US State Density Requirement

How do you think a population density requirement for state admission would have affected the history of America?

Would this have delayed the sectional crisis?
Would this have made more environmentally and economically efficient states?
Would this have made less corrupt, more responsive governments?
 
I suspect this would lead to a lot of tiny states built around urban areas carved out whenever one party or another achieved enough power in congress to railroad them through. The likelyhood with a set up like that is that big city style machine politics predominates and the effect on corruption isn't that great one way or another.

Rural citizens being basically disenfranchised seems like it'd cause more issues than not.
 
I suspect this would lead to a lot of tiny states built around urban areas carved out whenever one party or another achieved enough power in congress to railroad them through. The likelyhood with a set up like that is that big city style machine politics predominates and the effect on corruption isn't that great one way or another.

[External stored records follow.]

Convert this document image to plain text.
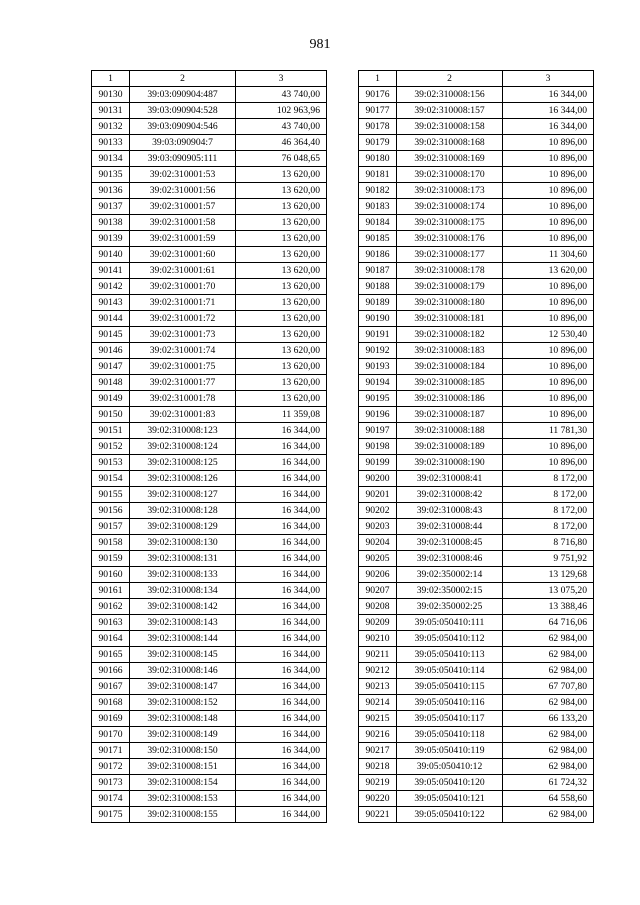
981
1	2	3
90130	39:03:090904:487	43 740,00
90131	39:03:090904:528	102 963,96
90132	39:03:090904:546	43 740,00
90133	39:03:090904:7	46 364,40
90134	39:03:090905:111	76 048,65
90135	39:02:310001:53	13 620,00
90136	39:02:310001:56	13 620,00
90137	39:02:310001:57	13 620,00
90138	39:02:310001:58	13 620,00
90139	39:02:310001:59	13 620,00
90140	39:02:310001:60	13 620,00
90141	39:02:310001:61	13 620,00
90142	39:02:310001:70	13 620,00
90143	39:02:310001:71	13 620,00
90144	39:02:310001:72	13 620,00
90145	39:02:310001:73	13 620,00
90146	39:02:310001:74	13 620,00
90147	39:02:310001:75	13 620,00
90148	39:02:310001:77	13 620,00
90149	39:02:310001:78	13 620,00
90150	39:02:310001:83	11 359,08
90151	39:02:310008:123	16 344,00
90152	39:02:310008:124	16 344,00
90153	39:02:310008:125	16 344,00
90154	39:02:310008:126	16 344,00
90155	39:02:310008:127	16 344,00
90156	39:02:310008:128	16 344,00
90157	39:02:310008:129	16 344,00
90158	39:02:310008:130	16 344,00
90159	39:02:310008:131	16 344,00
90160	39:02:310008:133	16 344,00
90161	39:02:310008:134	16 344,00
90162	39:02:310008:142	16 344,00
90163	39:02:310008:143	16 344,00
90164	39:02:310008:144	16 344,00
90165	39:02:310008:145	16 344,00
90166	39:02:310008:146	16 344,00
90167	39:02:310008:147	16 344,00
90168	39:02:310008:152	16 344,00
90169	39:02:310008:148	16 344,00
90170	39:02:310008:149	16 344,00
90171	39:02:310008:150	16 344,00
90172	39:02:310008:151	16 344,00
90173	39:02:310008:154	16 344,00
90174	39:02:310008:153	16 344,00
90175	39:02:310008:155	16 344,00
1	2	3
90176	39:02:310008:156	16 344,00
90177	39:02:310008:157	16 344,00
90178	39:02:310008:158	16 344,00
90179	39:02:310008:168	10 896,00
90180	39:02:310008:169	10 896,00
90181	39:02:310008:170	10 896,00
90182	39:02:310008:173	10 896,00
90183	39:02:310008:174	10 896,00
90184	39:02:310008:175	10 896,00
90185	39:02:310008:176	10 896,00
90186	39:02:310008:177	11 304,60
90187	39:02:310008:178	13 620,00
90188	39:02:310008:179	10 896,00
90189	39:02:310008:180	10 896,00
90190	39:02:310008:181	10 896,00
90191	39:02:310008:182	12 530,40
90192	39:02:310008:183	10 896,00
90193	39:02:310008:184	10 896,00
90194	39:02:310008:185	10 896,00
90195	39:02:310008:186	10 896,00
90196	39:02:310008:187	10 896,00
90197	39:02:310008:188	11 781,30
90198	39:02:310008:189	10 896,00
90199	39:02:310008:190	10 896,00
90200	39:02:310008:41	8 172,00
90201	39:02:310008:42	8 172,00
90202	39:02:310008:43	8 172,00
90203	39:02:310008:44	8 172,00
90204	39:02:310008:45	8 716,80
90205	39:02:310008:46	9 751,92
90206	39:02:350002:14	13 129,68
90207	39:02:350002:15	13 075,20
90208	39:02:350002:25	13 388,46
90209	39:05:050410:111	64 716,06
90210	39:05:050410:112	62 984,00
90211	39:05:050410:113	62 984,00
90212	39:05:050410:114	62 984,00
90213	39:05:050410:115	67 707,80
90214	39:05:050410:116	62 984,00
90215	39:05:050410:117	66 133,20
90216	39:05:050410:118	62 984,00
90217	39:05:050410:119	62 984,00
90218	39:05:050410:12	62 984,00
90219	39:05:050410:120	61 724,32
90220	39:05:050410:121	64 558,60
90221	39:05:050410:122	62 984,00
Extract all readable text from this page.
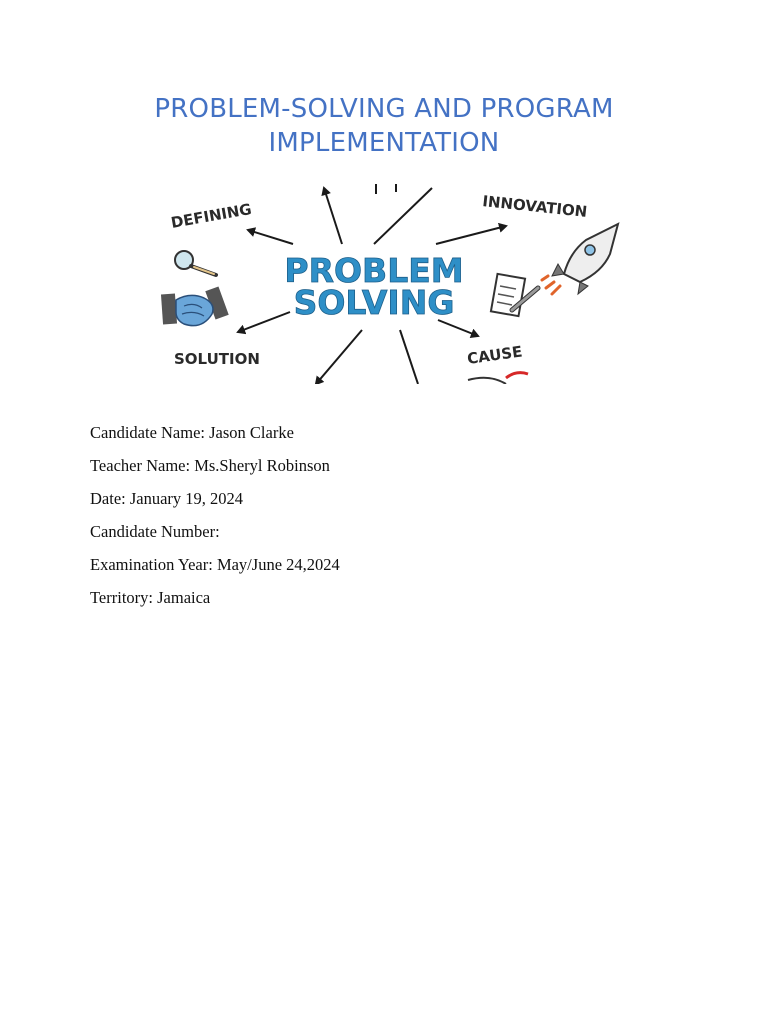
PROBLEM-SOLVING AND PROGRAM
IMPLEMENTATION
PROBLEM
SOLVING
DEFINING	INNOVATION
SOLUTION	CAUSE
Candidate Name: Jason Clarke
Teacher Name: Ms.Sheryl Robinson
Date: January 19, 2024
Candidate Number:
Examination Year: May/June 24,2024
Territory: Jamaica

Rural citizens being basically disenfranchised seems like it'd cause more issues than not.
What if it was min pop and min area?
 
Not specifically this, but an interesting POD would be if the people running the USA in the 1780s and 1790s got alot more hard-ass over what where even then small states. Not only not changing the Constitution to suit the objections of Delaware, but pretty much forcing Delaware to join Pennsylvania, refusing to admit Rhode Island unless they joined either Massachusetts or Connecticut, and resolving the dispute over Vermont by putting the area definitely in either New Hampshire or New York. Then not only raising the population requirement to form new states, but requiring some degree of approval from the existing states.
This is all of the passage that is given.